ITAPETINGA | Estudante de medicina atuava como médico na UTI do Hospital Cristo Redentor

SUDOESTE DIGITAL (Da redação) - O estudante de medicina Jean Franco, que atuava na Unidade de Terapia Intensiva (UTI) do Hospital Cristo Redentor (Fundação José Silveira), em Itapetinga, foi conduzido e autuado pela polícia civil suspeito de exercício ilegal da profissão.

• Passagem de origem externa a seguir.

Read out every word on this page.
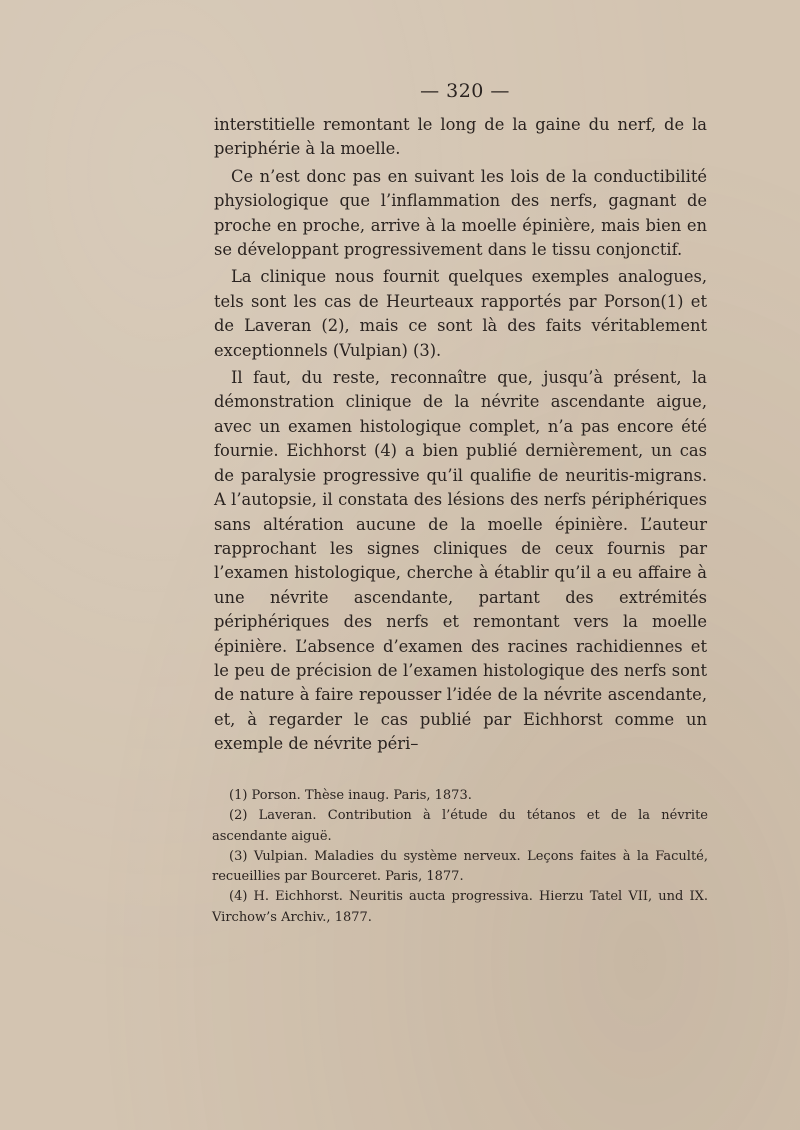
— 320 —

interstitielle remontant le long de la gaine du nerf, de la periphérie à la moelle.

Ce n’est donc pas en suivant les lois de la conductibilité physiologique que l’inflammation des nerfs, gagnant de proche en proche, arrive à la moelle épinière, mais bien en se développant progressivement dans le tissu conjonctif.

La clinique nous fournit quelques exemples analogues, tels sont les cas de Heurteaux rapportés par Porson(1) et de Laveran (2), mais ce sont là des faits véritablement exceptionnels (Vulpian) (3).

Il faut, du reste, reconnaître que, jusqu’à présent, la démonstration clinique de la névrite ascendante aigue, avec un examen histologique complet, n’a pas encore été fournie. Eichhorst (4) a bien publié dernièrement, un cas de paralysie progressive qu’il qualifie de neuritis-migrans. A l’autopsie, il constata des lésions des nerfs périphériques sans altération aucune de la moelle épinière. L’auteur rapprochant les signes cliniques de ceux fournis par l’examen histologique, cherche à établir qu’il a eu affaire à une névrite ascendante, partant des extrémités périphériques des nerfs et remontant vers la moelle épinière. L’absence d’examen des racines rachidiennes et le peu de précision de l’examen histologique des nerfs sont de nature à faire repousser l’idée de la névrite ascendante, et, à regarder le cas publié par Eichhorst comme un exemple de névrite péri–

(1) Porson. Thèse inaug. Paris, 1873.

(2) Laveran. Contribution à l’étude du tétanos et de la névrite ascendante aiguë.

(3) Vulpian. Maladies du système nerveux. Leçons faites à la Faculté, recueillies par Bourceret. Paris, 1877.

(4) H. Eichhorst. Neuritis aucta progressiva. Hierzu Tatel VII, und IX. Virchow’s Archiv., 1877.
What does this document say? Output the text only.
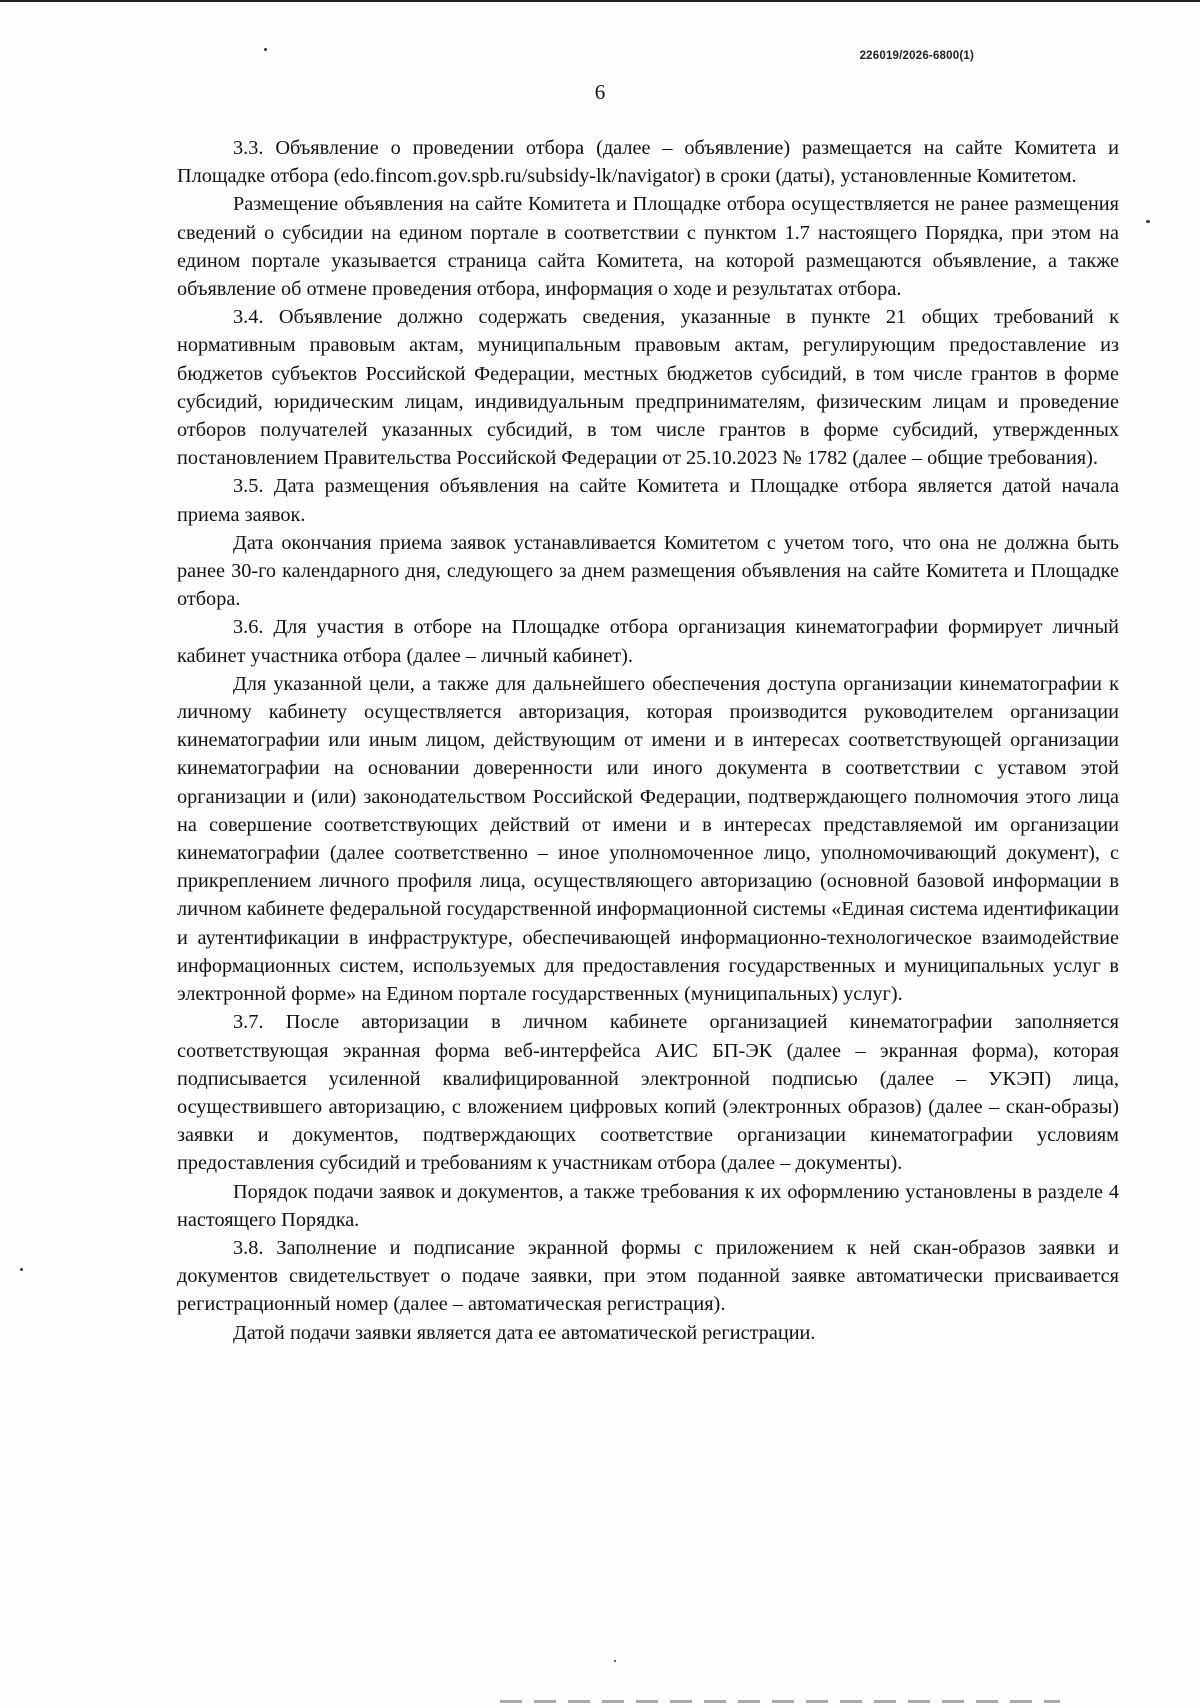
226019/2026-6800(1)
6

3.3. Объявление о проведении отбора (далее – объявление) размещается на сайте Комитета и Площадке отбора (edo.fincom.gov.spb.ru/subsidy-lk/navigator) в сроки (даты), установленные Комитетом.

Размещение объявления на сайте Комитета и Площадке отбора осуществляется не ранее размещения сведений о субсидии на едином портале в соответствии с пунктом 1.7 настоящего Порядка, при этом на едином портале указывается страница сайта Комитета, на которой размещаются объявление, а также объявление об отмене проведения отбора, информация о ходе и результатах отбора.

3.4. Объявление должно содержать сведения, указанные в пункте 21 общих требований к нормативным правовым актам, муниципальным правовым актам, регулирующим предоставление из бюджетов субъектов Российской Федерации, местных бюджетов субсидий, в том числе грантов в форме субсидий, юридическим лицам, индивидуальным предпринимателям, физическим лицам и проведение отборов получателей указанных субсидий, в том числе грантов в форме субсидий, утвержденных постановлением Правительства Российской Федерации от 25.10.2023 № 1782 (далее – общие требования).

3.5. Дата размещения объявления на сайте Комитета и Площадке отбора является датой начала приема заявок.

Дата окончания приема заявок устанавливается Комитетом с учетом того, что она не должна быть ранее 30-го календарного дня, следующего за днем размещения объявления на сайте Комитета и Площадке отбора.

3.6. Для участия в отборе на Площадке отбора организация кинематографии формирует личный кабинет участника отбора (далее – личный кабинет).

Для указанной цели, а также для дальнейшего обеспечения доступа организации кинематографии к личному кабинету осуществляется авторизация, которая производится руководителем организации кинематографии или иным лицом, действующим от имени и в интересах соответствующей организации кинематографии на основании доверенности или иного документа в соответствии с уставом этой организации и (или) законодательством Российской Федерации, подтверждающего полномочия этого лица на совершение соответствующих действий от имени и в интересах представляемой им организации кинематографии (далее соответственно – иное уполномоченное лицо, уполномочивающий документ), с прикреплением личного профиля лица, осуществляющего авторизацию (основной базовой информации в личном кабинете федеральной государственной информационной системы «Единая система идентификации и аутентификации в инфраструктуре, обеспечивающей информационно-технологическое взаимодействие информационных систем, используемых для предоставления государственных и муниципальных услуг в электронной форме» на Едином портале государственных (муниципальных) услуг).

3.7. После авторизации в личном кабинете организацией кинематографии заполняется соответствующая экранная форма веб-интерфейса АИС БП-ЭК (далее – экранная форма), которая подписывается усиленной квалифицированной электронной подписью (далее – УКЭП) лица, осуществившего авторизацию, с вложением цифровых копий (электронных образов) (далее – скан-образы) заявки и документов, подтверждающих соответствие организации кинематографии условиям предоставления субсидий и требованиям к участникам отбора (далее – документы).

Порядок подачи заявок и документов, а также требования к их оформлению установлены в разделе 4 настоящего Порядка.

3.8. Заполнение и подписание экранной формы с приложением к ней скан-образов заявки и документов свидетельствует о подаче заявки, при этом поданной заявке автоматически присваивается регистрационный номер (далее – автоматическая регистрация).

Датой подачи заявки является дата ее автоматической регистрации.
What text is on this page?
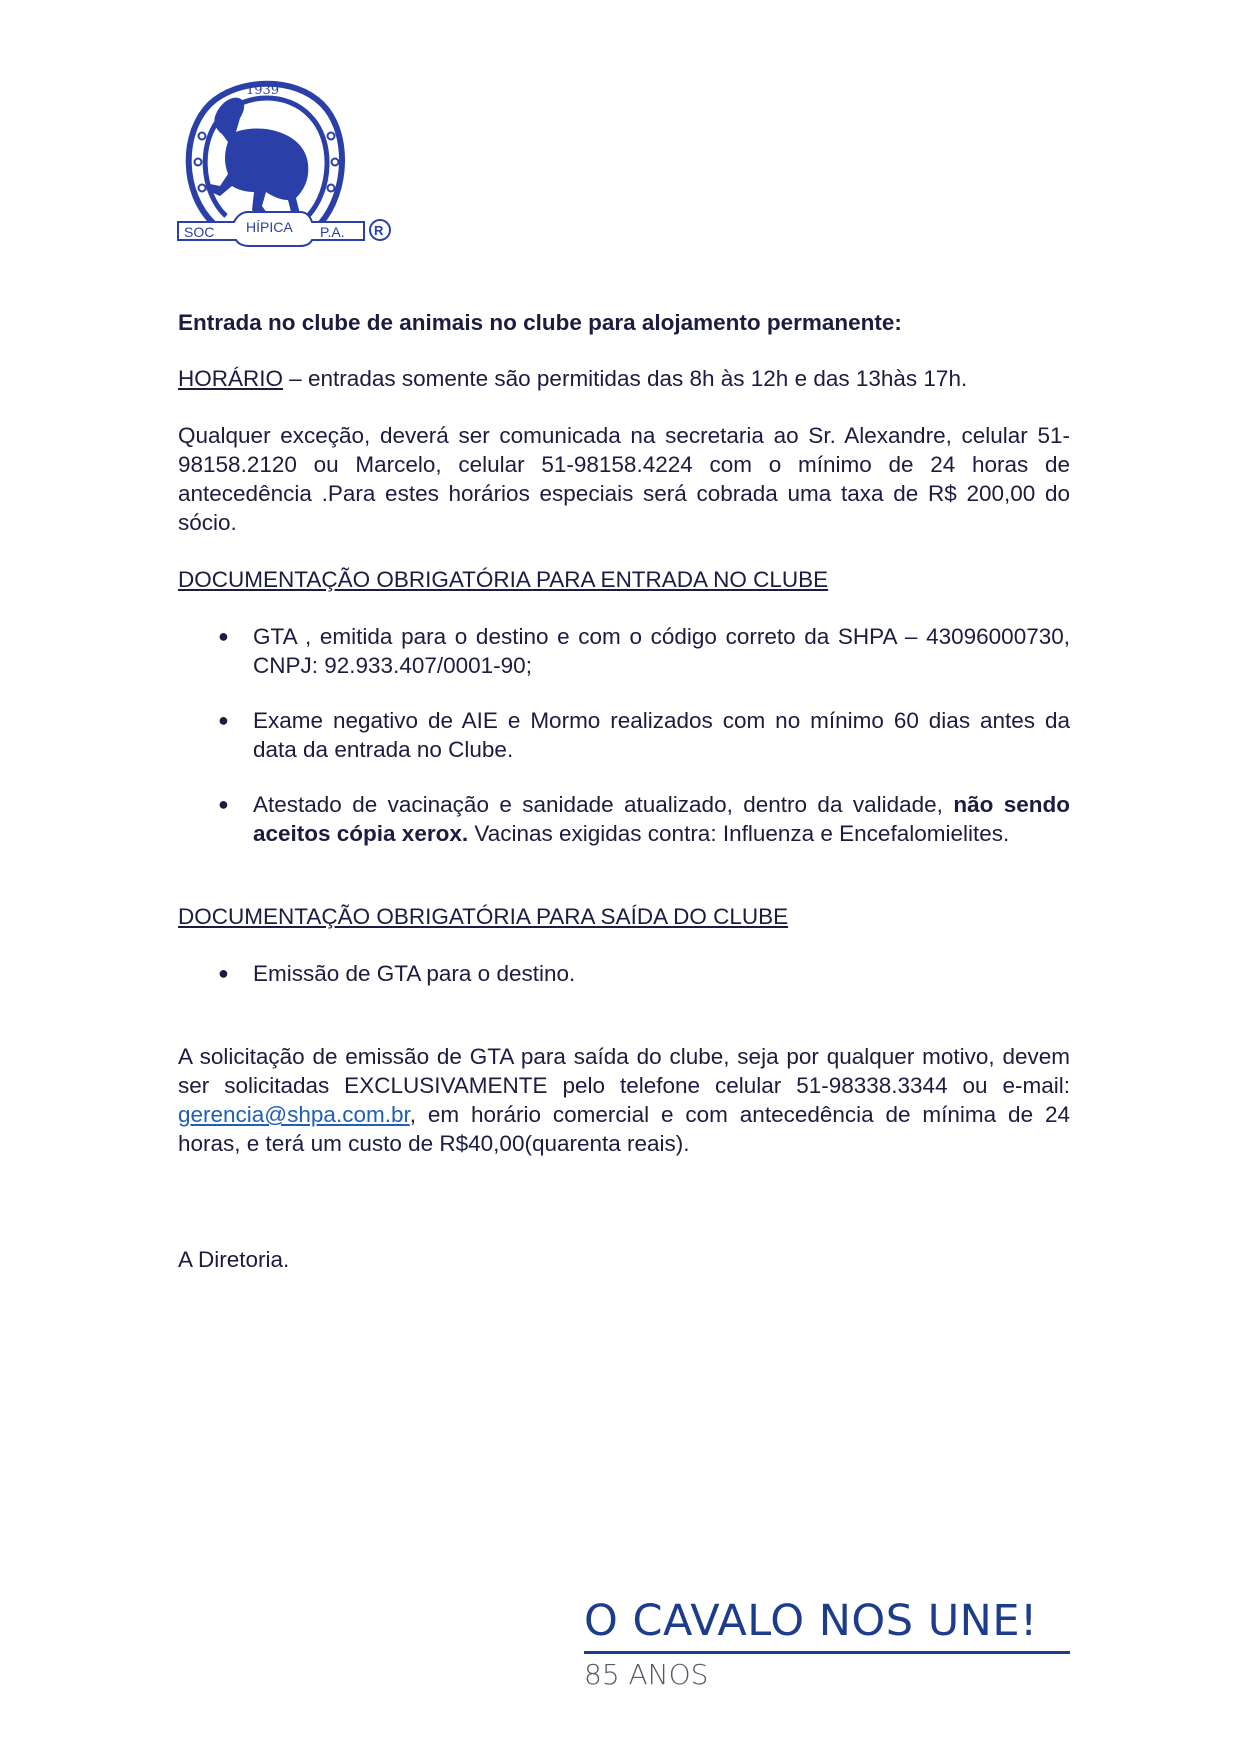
1939
SOC HÍPICA P.A. R

Entrada no clube de animais no clube para alojamento permanente:

HORÁRIO – entradas somente são permitidas das 8h às 12h e das 13hàs 17h.

Qualquer exceção, deverá ser comunicada na secretaria ao Sr. Alexandre, celular 51-98158.2120 ou Marcelo, celular 51-98158.4224 com o mínimo de 24 horas de antecedência .Para estes horários especiais será cobrada uma taxa de R$ 200,00 do sócio.

DOCUMENTAÇÃO OBRIGATÓRIA PARA ENTRADA NO CLUBE

● GTA , emitida para o destino e com o código correto da SHPA – 43096000730, CNPJ: 92.933.407/0001-90;
● Exame negativo de AIE e Mormo realizados com no mínimo 60 dias antes da data da entrada no Clube.
● Atestado de vacinação e sanidade atualizado, dentro da validade, não sendo aceitos cópia xerox. Vacinas exigidas contra: Influenza e Encefalomielites.

DOCUMENTAÇÃO OBRIGATÓRIA PARA SAÍDA DO CLUBE

● Emissão de GTA para o destino.

A solicitação de emissão de GTA para saída do clube, seja por qualquer motivo, devem ser solicitadas EXCLUSIVAMENTE pelo telefone celular 51-98338.3344 ou e-mail: gerencia@shpa.com.br, em horário comercial e com antecedência de mínima de 24 horas, e terá um custo de R$40,00(quarenta reais).

A Diretoria.

O CAVALO NOS UNE!
85 ANOS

Segundo denúncias, o pessoal da unidade se dirigia à ele como "doutor", o que levou a polícia a fazer diligências no hospital, nesta terça-feira (23). A direção do Hospital Cristo Redentor ainda não se pronunciou.


A Polícia Civil instaurou inquérito policial para apurar os fatos, pois informações dão conta conta que possíveis óbitos na UTI do referido hospital podem ter acontecido por imperícia do suspeito. A reportagem tenta contato com o Conselho Regional de Medicina do Estado da Bahia (Cremeb) e com defesa do suspeito.

De acordo com o delegado Roberto Júnior, coordenador da 21ª Coorpin, a equipe foi até a UTI e constatou "que um indivíduo de fato estava no interior do setor restrito aos profissionais da saúde, trajando um jaleco branco, comumente utilizados por médicos, com a inscrição “MEDICINA”.

Em depoimento, Jean (que aparece na UTI segurança a inscrição "ESTAMOS") negou ser médico, afirmando ser estudante de medicina no Paraguai e que se encontrava no hospital de Itapetinga exercendo uma função administrativa. Os demais profissionais de saúde da UTI foram intimados a prestar depoimento. A reportagem obteve imagens em sua rede social.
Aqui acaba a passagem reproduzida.